Überstunden noch und nöcher – Langzeitkonten als Lösung

Aus der Innenansicht weiß Pelzer selbst, wie sehr sich unter anderem durch Personalmangel die Arbeitsbelastung verdichtet. Der Mangel an Fachkräften sorge zudem dafür, dass sich diese Situation zeitnah nicht ändern werde. 
Viele Beschäftigte aus dem öffentlichen Dienst berichten, wie in ihren Arbeitsbereichen die Zahl an Überstunden in den letzten Jahren immer weiter angewachsen ist.
„Sich die Überstunden auszahlen zu lassen, ist für die meisten unattraktiv“, sagt Pelzer. Durch Lebensarbeitszeitkonten würde das anders. 
„Wir sehen das darum als zentrale und wichtige Jugendforderung“, sagt Moritz Pelzer. 
Ganz neu ist das im öffentlichen Dienst nicht. Schon jetzt gibt es in Einzelfällen Modelle, in denen Überstunden auf Ansparkonten für einige Jahre gesammelt werden können. 
„Beim Hessischen Städtetag besteht eine solche Möglichkeit bereits“, weiß Pelzer.
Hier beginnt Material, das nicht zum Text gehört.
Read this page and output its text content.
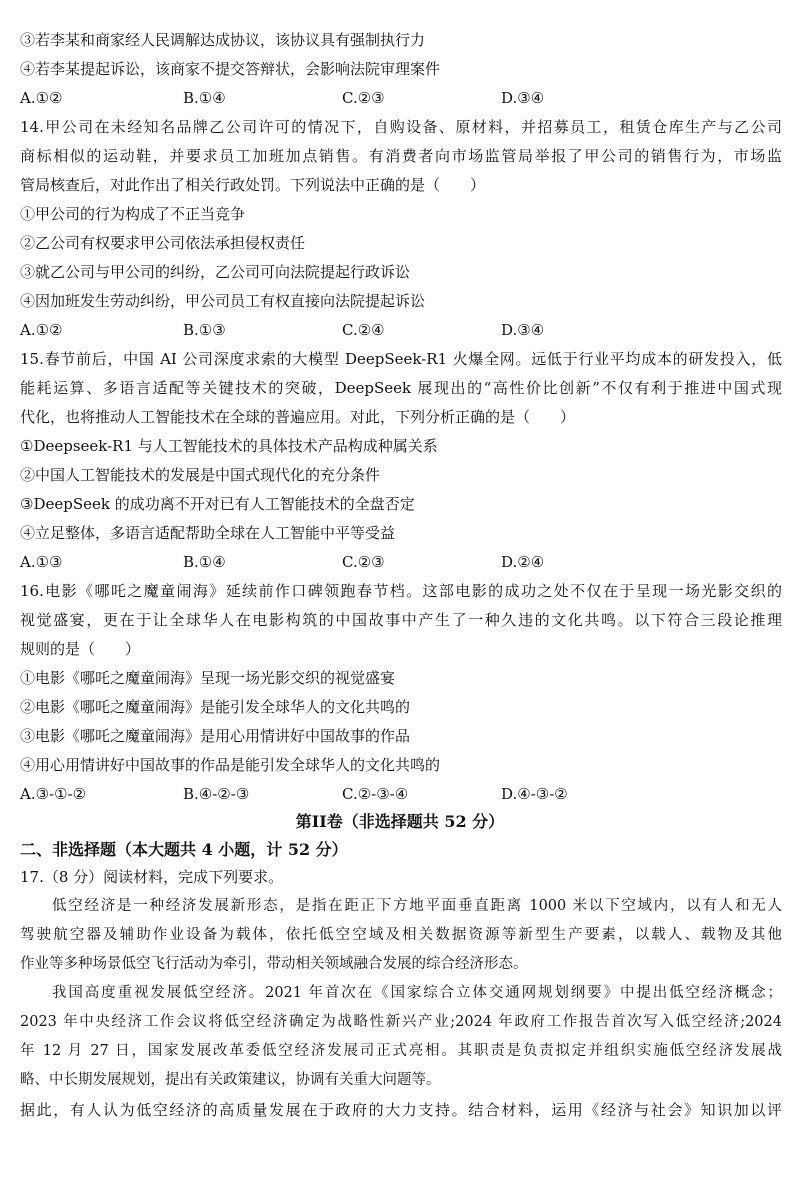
③若李某和商家经人民调解达成协议，该协议具有强制执行力
④若李某提起诉讼，该商家不提交答辩状，会影响法院审理案件
A.①②	B.①④	C.②③	D.③④
14.甲公司在未经知名品牌乙公司许可的情况下，自购设备、原材料，并招募员工，租赁仓库生产与乙公司
商标相似的运动鞋，并要求员工加班加点销售。有消费者向市场监管局举报了甲公司的销售行为，市场监
管局核查后，对此作出了相关行政处罚。下列说法中正确的是（　　）
①甲公司的行为构成了不正当竞争
②乙公司有权要求甲公司依法承担侵权责任
③就乙公司与甲公司的纠纷，乙公司可向法院提起行政诉讼
④因加班发生劳动纠纷，甲公司员工有权直接向法院提起诉讼
A.①②	B.①③	C.②④	D.③④
15.春节前后，中国 AI 公司深度求索的大模型 DeepSeek-R1 火爆全网。远低于行业平均成本的研发投入，低
能耗运算、多语言适配等关键技术的突破，DeepSeek 展现出的“高性价比创新”不仅有利于推进中国式现
代化，也将推动人工智能技术在全球的普遍应用。对此，下列分析正确的是（　　）
①Deepseek-R1 与人工智能技术的具体技术产品构成种属关系
②中国人工智能技术的发展是中国式现代化的充分条件
③DeepSeek 的成功离不开对已有人工智能技术的全盘否定
④立足整体，多语言适配帮助全球在人工智能中平等受益
A.①③	B.①④	C.②③	D.②④
16.电影《哪吒之魔童闹海》延续前作口碑领跑春节档。这部电影的成功之处不仅在于呈现一场光影交织的
视觉盛宴，更在于让全球华人在电影构筑的中国故事中产生了一种久违的文化共鸣。以下符合三段论推理
规则的是（　　）
①电影《哪吒之魔童闹海》呈现一场光影交织的视觉盛宴
②电影《哪吒之魔童闹海》是能引发全球华人的文化共鸣的
③电影《哪吒之魔童闹海》是用心用情讲好中国故事的作品
④用心用情讲好中国故事的作品是能引发全球华人的文化共鸣的
A.③-①-②	B.④-②-③	C.②-③-④	D.④-③-②
第II卷（非选择题共 52 分）
二、非选择题（本大题共 4 小题，计 52 分）
17.（8 分）阅读材料，完成下列要求。
低空经济是一种经济发展新形态，是指在距正下方地平面垂直距离 1000 米以下空域内，以有人和无人
驾驶航空器及辅助作业设备为载体，依托低空空域及相关数据资源等新型生产要素，以载人、载物及其他
作业等多种场景低空飞行活动为牵引，带动相关领域融合发展的综合经济形态。
我国高度重视发展低空经济。2021 年首次在《国家综合立体交通网规划纲要》中提出低空经济概念；
2023 年中央经济工作会议将低空经济确定为战略性新兴产业;2024 年政府工作报告首次写入低空经济;2024
年 12 月 27 日，国家发展改革委低空经济发展司正式亮相。其职责是负责拟定并组织实施低空经济发展战
略、中长期发展规划，提出有关政策建议，协调有关重大问题等。
据此，有人认为低空经济的高质量发展在于政府的大力支持。结合材料，运用《经济与社会》知识加以评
Immer mehr wünschen sich Freizeit statt Geld

Der Lebensplanung vieler junger Menschen komme das entgegen: 
Sie können solch angesparte Stunden für ein Sabbatical oder über Elternzeit hinaus zur Kinderbetreuung oder als Familienzeit nutzen. Denn aus Umfragen, wie es sie beispielsweise anlässlich der Tarifverhandlungen bei der Deutschen Bahn gegeben hat, weiß man, dass für viele Beschäftigte neben der Aussicht auf mehr Geld die Freizeit einen immer höheren Stellenwert bekommt. Die Beschäftigten erhalten seitdem eine Wahlmöglichkeit. Sie können statt mehr Gehalt mehr Freizeit haben. 
Anstatt ab Juli 2020 eine Lohnerhöhung von 2,6 Prozent zu bekommen, haben die Mitarbeiter die Option, entweder sechs Tage mehr Urlaub oder eine Arbeitszeitverkürzung zu wählen.
Einen weiteren Grund für die Probleme bei der Besetzung der vielen offenen Stellen sieht die dbb jugend nrw zudem in der hohen Wochenarbeitszeit. 
Diese beträgt derzeit 41 Stunden. 
„NRW zählt damit zu den Bundesländern mit der höchsten Wochenarbeitszeit“, sagt Pelzer. Diese sei eigentlich 2003 zur Haushaltsentlastung nur vorübergehend und befristet auf fünf Jahre von der Landesregierung eingeführt worden. 
Seitdem werde diese Regelung ohne jeglichen finanziellen Ausgleich ständig verlängert und sei zur Dauerlösung geworden.


Zurück zur 39-Stunden-Woche

„Jetzt ist es an der Zeit, die Vorschusslorbeeren zurückzuzahlen und wieder zur 39-Stunden-Woche zurückzukehren“, sagt Pelzer. 
Die Beschäftigten hätten genug für die Schuldenbremse getan. 
Um junge Leute für die Arbeit beim Staat zu begeistern, taugen solche Kostensparmodelle auf den Schultern der Beschäftigten nicht. Neben einer angemessenen Bezahlung sei Freizeit und eine gute Work-Life-Balance als Attraktivitätsfaktor wichtiger denn je.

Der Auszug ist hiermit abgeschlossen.